Juve-Hellas ’00: quando Trezeguet e Zidane batterono i veronesi

Era il 26 novembre 2000 quando Juve e Verona si affrontarono all’ottava giornata di campionato. La squadra allora allenata da Ancelotti si trovava in una situazione tutt’altro che rosea: fuori al primo turno di Coppa Italia per mano del Brescia, fuori dal primo turno di Champions League dopo le sciagurate sconfitte per 3-1 contro Amburgo e Panathinaikos, non rimaneva che indirizzare tutti gli sforzi verso il campionato. Anche qui però, le cose non erano apparivano positive; dopo le due vittorie iniziali contro Napoli e Bari, fece seguito una sola vittoria ( in trasferta a Reggio Calabria) nelle successive cinque, facendo così perdere ai nostri contatto con la vetta della classifica, occupata dalla Roma di Fabio Capello, capace d’inanellare 6 vittorie e una sola sconfitta in 7 giornate, distante 6 punti. Anche Atalanta, Udinese e Bologna precedevano i bianconeri, assestati al quinto posto in classifica.

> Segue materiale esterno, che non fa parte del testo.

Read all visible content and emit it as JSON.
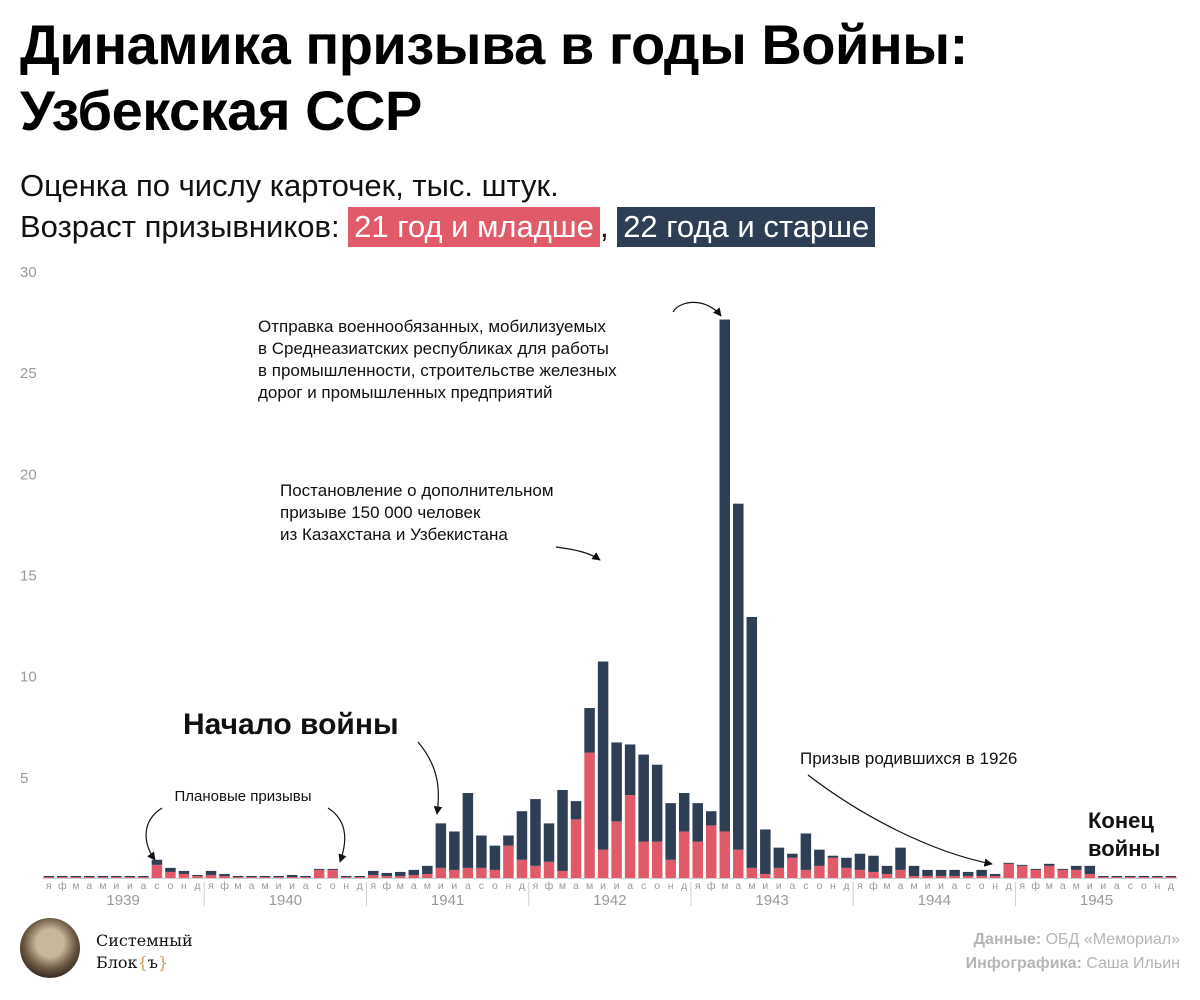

Non bastasse già il rendimento non esaltante della squadra, corsi e ricorsi storici negativi aleggiavano dalle parti di Torino, come nemmeno la famosa nuvola di Fantozzi: solo una settimana prima infatti, Del Piero e compagni avevano impattato 0-0 a Brescia contro la squadra allenata da Mazzone che solo qualche mese prima, con il suo Perugia, aveva “consegnato” lo scudetto alla Lazio, battendo i nostri nella “piscina” del “Curi”. In quella domenica di fine novembre arrivava invece il Verona, capace a tre giornate dalla fine del campionato precedente, d’infliggere una sconfitta (2-0 con doppietta dell’ex primavera Cammarata) dolorosissima alla Juve, facendole perdere punti che sarebbero stati decisivi nella corsa scudetto con la Lazio.
Il problema principale sembrava essere la mancanza dei gol degli attaccanti, ben evidenziato proprio dal pareggio a reti bianche a Brescia, in una partita in cui i nostri crearono quasi una decina di palle gol. Anche le fredde statistiche confermavano questo trend negativo: Inzaghi in campionato non segnava dal 12 marzo, Del Piero dal 1 ottobre, mentre spesso e volentieri Kovacevic e Trezeguet scalpitavano in panchina.

Contro il Verona era giunto il tempo di cambiare, per sconfiggere non solo la squadra di Perotti, ma anche l’atavico problema del gol: fuori Del Piero e dentro Trezeguet, oltre al riabilitato Montero. Ad Inzaghi venne invece concessa un’ulteriore chance. Il centrocampo venne affidato a Conte, Tacchinardi e Davids, mentre Pessotto e Birindelli presidiavano le fasce. Da parte veronese i pericoli maggiori erano rappresentati dal 18enne Alberto Gilardino e dai due giocatori di maggior talento: Adrian Mutu e Mauro Camoranesi, che avremmo apprezzato di lì a qualche anno con la maglia bianconera.

Sarebbe stata una vittoria solida, netta più di quanto il risultato stesso (2-1) non avesse espresso. Che la gara fosse nata sotto una buona stella lo si era capito già dopo un quarto d’ora quando la Juve aveva già creato tre nitide palle gol: dapprima con un’incursione di Conte, poi con un tiro d’Inzaghi stoppato in scivolata da Oddo, e infine con un sinistro da fuori di Davids, che trovò però la sicura opposizione di Ferron. La Juve dovette aspettare il 38’ per sbloccare la gara con un colpo di testa di Trezeguet su traversone di Birindelli. Gol che, per dinamica, ricordava quello che il francese aveva fatto contro il Milan a San Siro, capace di sfruttare il crossa dalla fascia: ne avremmo visti a ripetizione grazie alle qualità aeree di Trezegol.

Al 13’ del secondo tempo Conte andò vicino al gol, ma sulla sua deviazione fu ancora bravo Ferron, che invece non poté nulla su una magistrale punizione di Zidane, battuta alla Platini aggirando la barriera. Il doppio vantaggio ebbe un effetto soporifero sui nostri facendo riemerger un Verona che fin lì si era dimostrato davvero poca cosa. Al 36’ Van Der Sar fu bravo su Adailton, mentre al 44’ nulla poteva su una conclusione ravvicinata del brasiliano a conclusione di una confusa azione nata da calcio piazzato. Nel recupero ci pensò poi Montero a deviare di testa una conclusione di Melis, evitando così un’atroce beffa.